Cavelibro regresa a Ferias Internacionales: Venezuela vuelve al juego editorial
Venezuela vuelve a la arena editorial global después de más de una década fuera
La Cámara Venezolana del Libro (Cavelibro) acaba de anunciar su regreso a las ferias internacionales, comenzando por la FILBo 2026, donde buscará recuperar el terreno perdido desde su última participación fuerte en 2013 en Guadalajara.
¿Por qué importa esto? Porque no es un regreso casual: es un plan concreto para reconectar escritores y editoriales venezolanas con el mercado global.
Cavelibro no solo reaparece, sino que lo hace con un Catálogo de Autores y Editores Independientes, producto de una convocatoria abierta a talentos residenciados dentro y fuera de Venezuela, intentando romper décadas de aislamiento cultural y comercial.
Este catálogo no es un simple listado de libros; es una herramienta para negociar con agentes, distribuidores y editoriales internacionales, buscando establecer un canal efectivo hacia mercados clave como Colombia y México.
El liderazgo está claro y la estrategia definida
Yesmin Sánchez y Adriana Mara Olivares lideran esta iniciativa con firmeza, impulsando la visibilidad de géneros que van desde la autoayuda y el emprendimiento hasta la investigación cultural y la novela negra.
- Reto Escritor: laboratorio creativo con marcado énfasis en experiencias editoriales y marca personal.
- Editorial grupolivo: un híbrido que une tradición literaria con marketing moderno, buscando competir en librerías internacionales.
- Araca Editores: sello que apuesta por contenidos educativos, académicos y de crecimiento personal.
- Ediciones Aguamiel: enfoque independiente en ensayo, música e investigación cultural de alto valor estético.
Esto cambia las reglas del juego para el sector editorial venezolano
La reactivación oficial de Cavelibro debería poner en alerta a sectores políticos y económicos: la cultura no es un hobby, es una industria. Recuperar presencia en eventos internacionales implica impacto económico real, generación de empleos y reforzamiento institucional para el control y desarrollo del sector.
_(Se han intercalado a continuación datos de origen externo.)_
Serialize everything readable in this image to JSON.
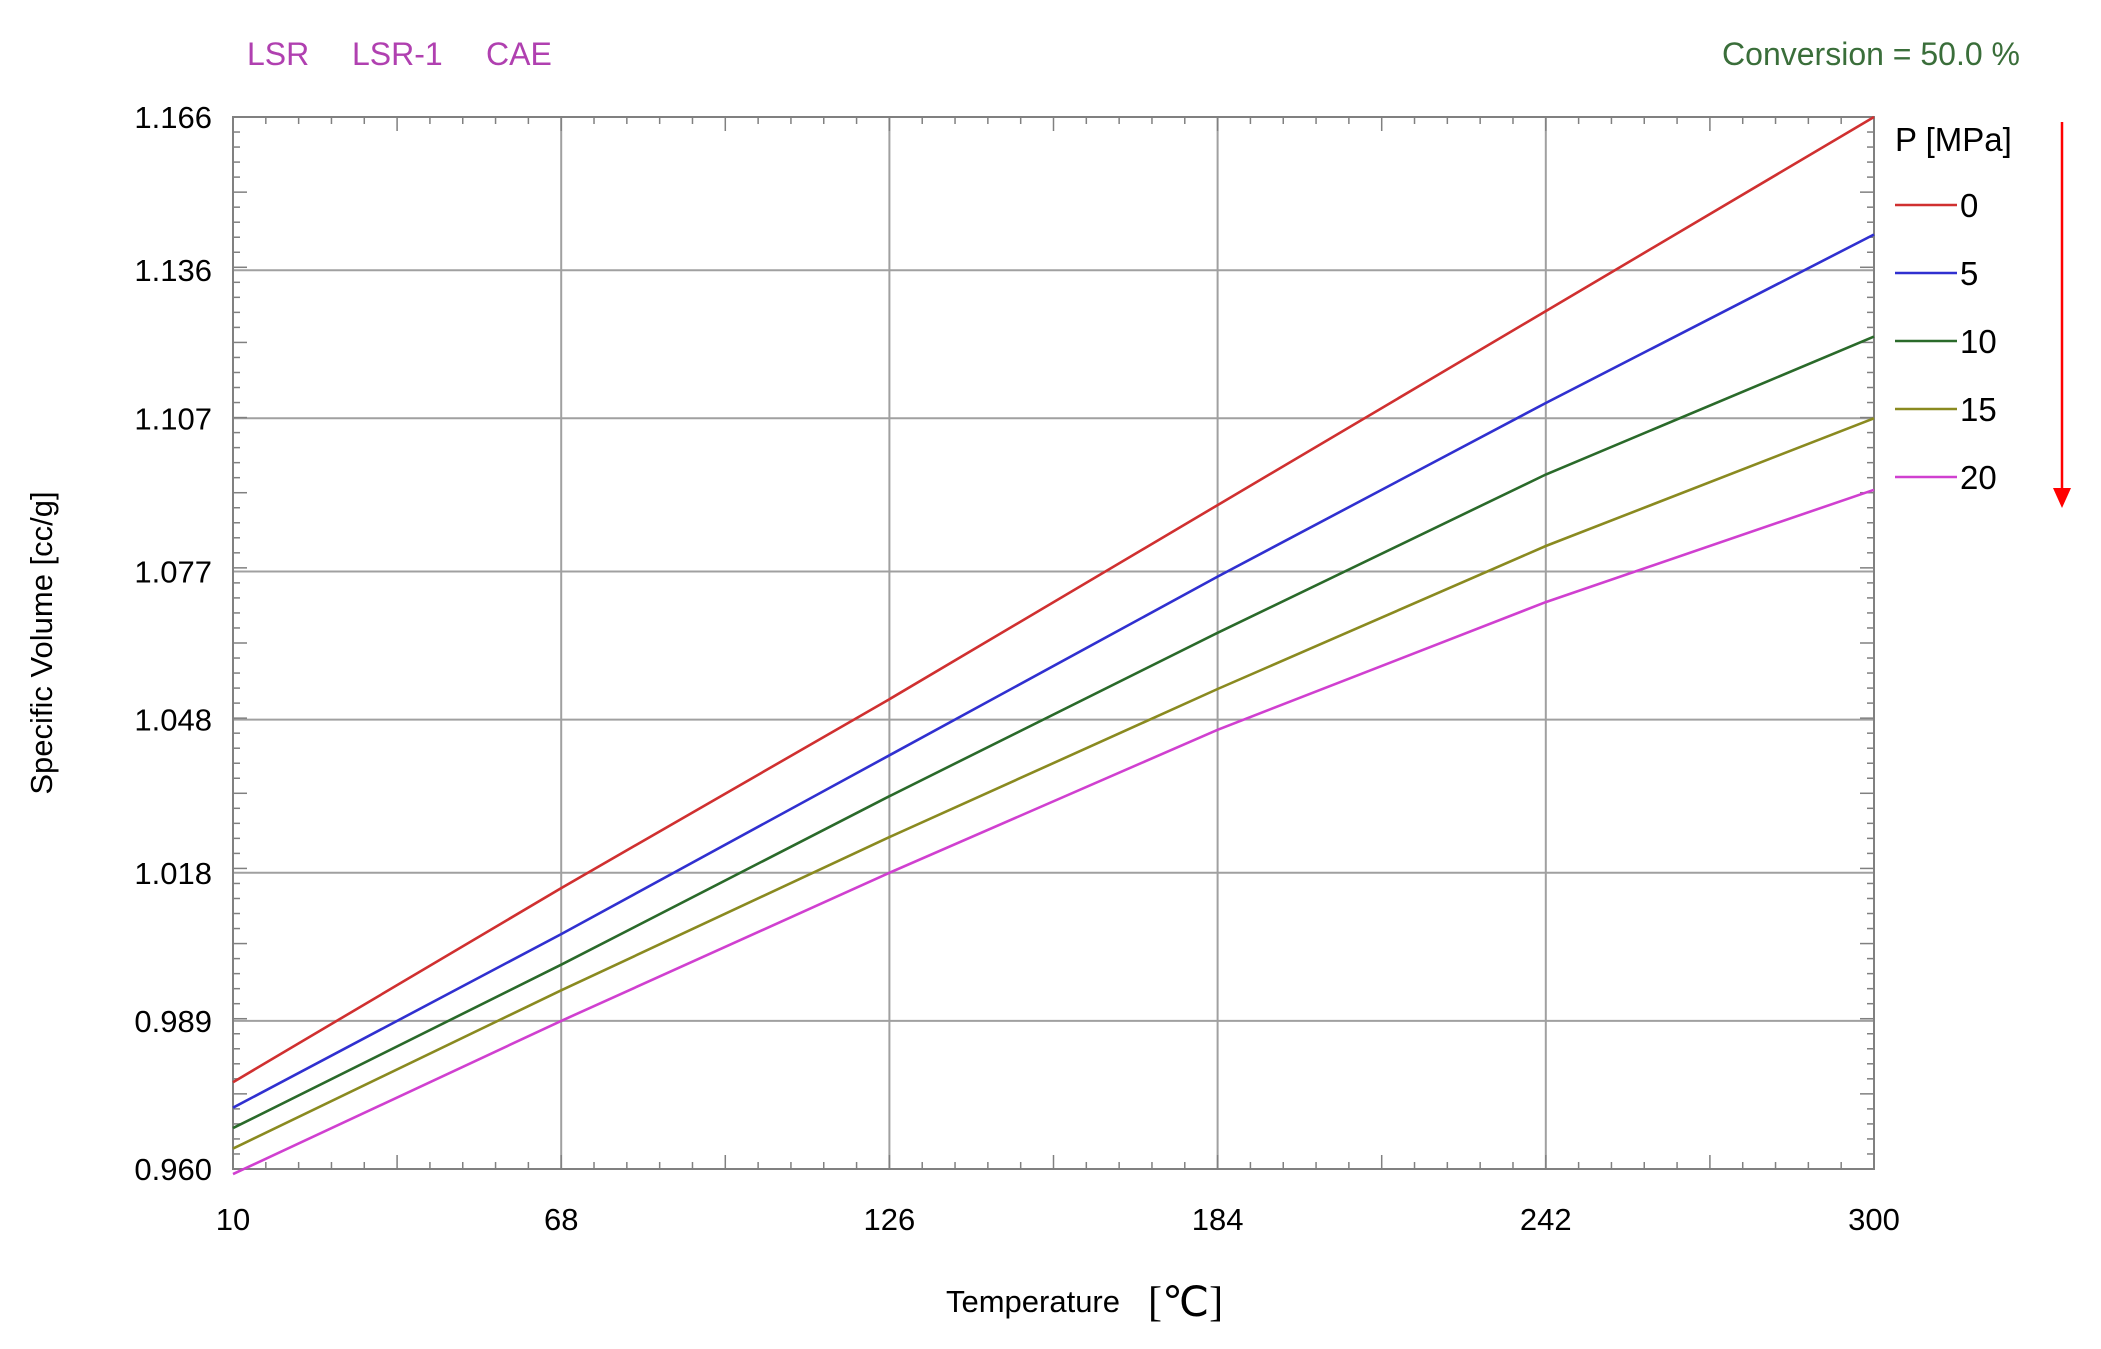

Además, es una respuesta directa a los grupos que han impulsado agendas que fragmentan el mercado cultural venezolano y limitan su proyección.
¿Qué viene después?
Si esta estrategia se ejecuta con disciplina, podríamos ver a Venezuela recuperando protagonismo editorial en América Latina muy pronto, especialmente en nichos que combinan cultura, educación y emprendimiento. Esto obligará a reconfigurar alianzas y enfrentar la competencia regional con propuestas sólidas.
En definitiva, este movimiento debe ser vigilado como un signo de cambio en la recuperación de espacios institucionales que, hasta ahora, han sido abandonados o relegados por agendas políticas contrarias a la reconexión productiva del país.